Antisemitismo, Antisionismo e Debunking

La vergogna della consegna delle chiavi della città di Bari a Francesca Albanese

La recente decisione del Comune di Bari di consegnare le chiavi della città a Francesca Albanese, relatrice speciale delle Nazioni Unite per i diritti umani nei Territori palestinesi, suscita indignazione in ampi settori dell’opinione pubblica nazionale e internazionale. Un atto simbolico che, più che un riconoscimento istituzionale, appare come un’operazione ideologica mascherata da cerimonia civile.

Francesca Albanese è una figura nota per le sue posizioni fortemente critiche nei confronti di Israele. Accusata da tempo di utilizzare un linguaggio sbilanciato e retoricamente ostile, è stata ripetutamente contestata da organizzazioni e governi per aver utilizzato i canali delle Nazioni Unite per diffondere una narrazione giudicata unilaterale e priva di equilibrio. In più occasioni, la relatrice ha definito le azioni israeliane come crimini contro l’umanità, senza mai utilizzare la stessa severità nei confronti di Hamas, responsabile di atti di terrorismo, torture, esecuzioni sommarie e uso strumentale degli ostaggi.A causa di tutto questo lo scorso 10 luglio su iniziativa del Segretario di Stato Marco Rubio, gli Stati Uniti hanno deciso di imporre sanzioni contro Francesca Albanese. Le misure includono il congelamento di eventuali asset detenuti sul suolo americano e il divieto di ingresso negli Stati Uniti per la funzionaria e i suoi familiari. L’amministrazione Trump ha motivato la decisione accusando Albanese di portare avanti una campagna di natura politica ed economica ostile nei confronti di Washington e di Israele.

La sua presenza a Bari e l’omaggio pubblico ricevuto sollevano domande serie sul ruolo delle amministrazioni locali nel prendere posizione su questioni geopolitiche complesse e tragiche come quella israelo-palestinese. Consegnare le chiavi di una città italiana a una consulente ONU il cui operato è stato criticato persino da colleghi delle Nazioni Unite e da associazioni per i diritti umani non allineate con Tel Aviv, significa ignorare la complessità del conflitto, rifiutare il principio di equidistanza e, soprattutto, schierarsi implicitamente contro uno Stato democratico come Israele. A maggior ragione, questo gesto appare inopportuno in un momento in cui il dibattito pubblico europeo è segnato da una crescita di atti antisemiti, da manifestazioni violente e da campagne ideologiche che spesso sfociano nell’aperta legittimazione della violenza jihadista. In questo contesto, le istituzioni dovrebbero rappresentare un baluardo di equilibrio e responsabilità, non prestarsi a operazioni propagandistiche o a omaggi divisivi. Va inoltre ricordato che Francesca Albanese, oltre alle sue dichiarazioni incendiarie, è stata oggetto di contestazioni per presunti legami con ambienti militanti anti-israeliani. Diverse sue dichiarazioni pubbliche hanno suscitato polemiche, tra cui quelle in cui ha definito gli attacchi del 7 ottobre 2023 come «una risposta alla repressione», ignorando del tutto il massacro di civili, donne e bambini compiuto da Hamas.

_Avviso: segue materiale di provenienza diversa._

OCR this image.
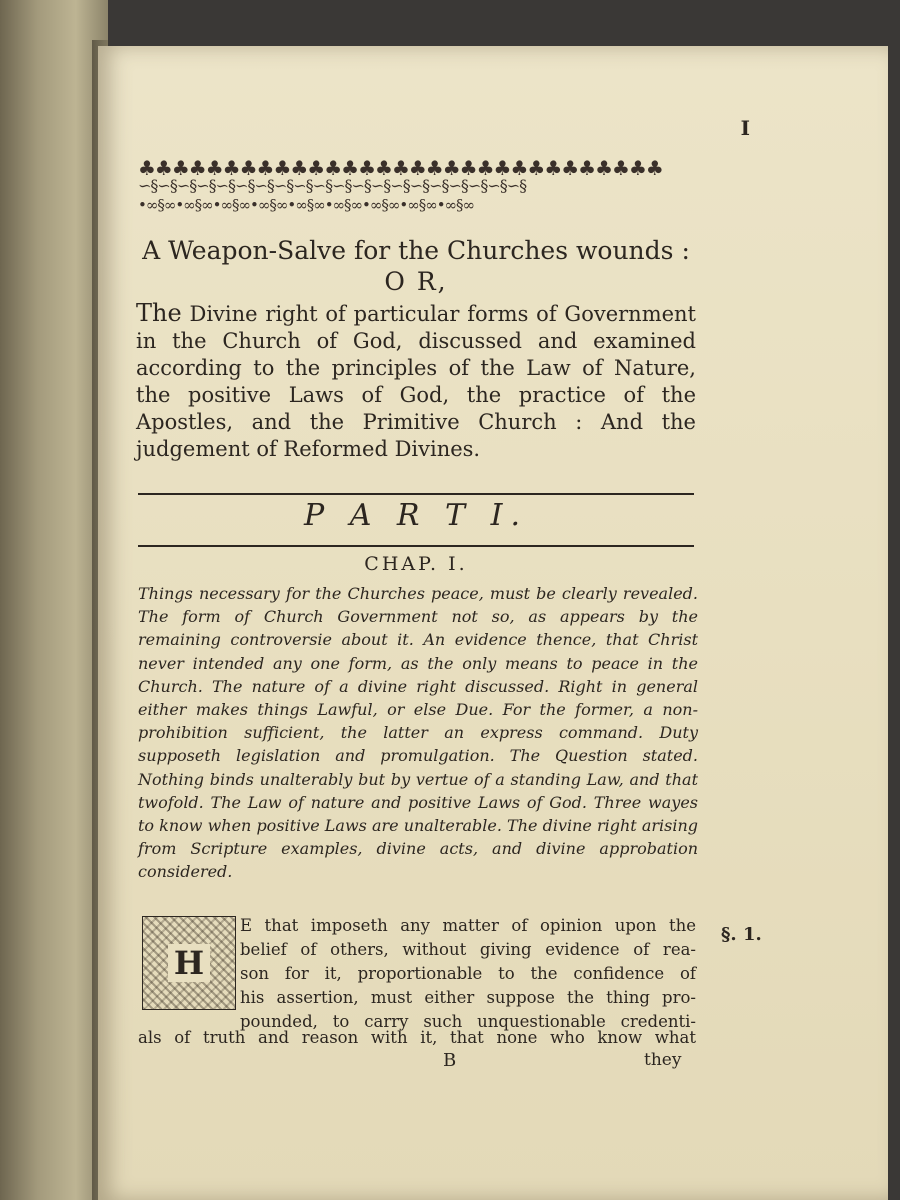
I
♣♣♣♣♣♣♣♣♣♣♣♣♣♣♣♣♣♣♣♣♣♣♣♣♣♣♣♣♣♣♣
∽§∽§∽§∽§∽§∽§∽§∽§∽§∽§∽§∽§∽§∽§∽§∽§∽§∽§∽§∽§
•∞§∞•∞§∞•∞§∞•∞§∞•∞§∞•∞§∞•∞§∞•∞§∞•∞§∞
A Weapon-Salve for the Churches wounds :
O R,
The Divine right of particular forms of Government in the Church of God, discussed and examined according to the principles of the Law of Nature, the positive Laws of God, the practice of the Apostles, and the Primitive Church : And the judgement of Reformed Divines.
P A R T I.
CHAP. I.
Things necessary for the Churches peace, must be clearly revealed. The form of Church Government not so, as appears by the remaining controversie about it. An evidence thence, that Christ never intended any one form, as the only means to peace in the Church. The nature of a divine right discussed. Right in general either makes things Lawful, or else Due. For the former, a non-prohibition sufficient, the latter an express command. Duty supposeth legislation and promulgation. The Question stated. Nothing binds unalterably but by vertue of a standing Law, and that twofold. The Law of nature and positive Laws of God. Three wayes to know when positive Laws are unalterable. The divine right arising from Scripture examples, divine acts, and divine approbation considered.
H
E that imposeth any matter of opinion upon the
belief of others, without giving evidence of rea-
son for it, proportionable to the confidence of
his assertion, must either suppose the thing pro-
pounded, to carry such unquestionable credenti-
als of truth and reason with it, that none who know what
§. 1.
B	they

Nel conferire le chiavi della città, il Comune di Bari ha offerto una vergognosa legittimazione politica a una figura divisiva, rinunciando a rappresentare l’intera cittadinanza in nome di una precisa agenda ideologica. Un gesto che rischia di screditare non solo l’amministrazione cittadina, ma anche l’immagine dell’Italia come paese democratico, attento al pluralismo e al rispetto del diritto internazionale. In un’epoca in cui la diplomazia è sempre più fragile, e il linguaggio della violenza rischia di prevalere su quello del dialogo, sarebbe doveroso da parte delle istituzioni locali agire con prudenza e responsabilità. Onorare chi utilizza il proprio ruolo per diffondere posizioni estreme e unilaterali non è un atto di coraggio, ma un errore politico e morale.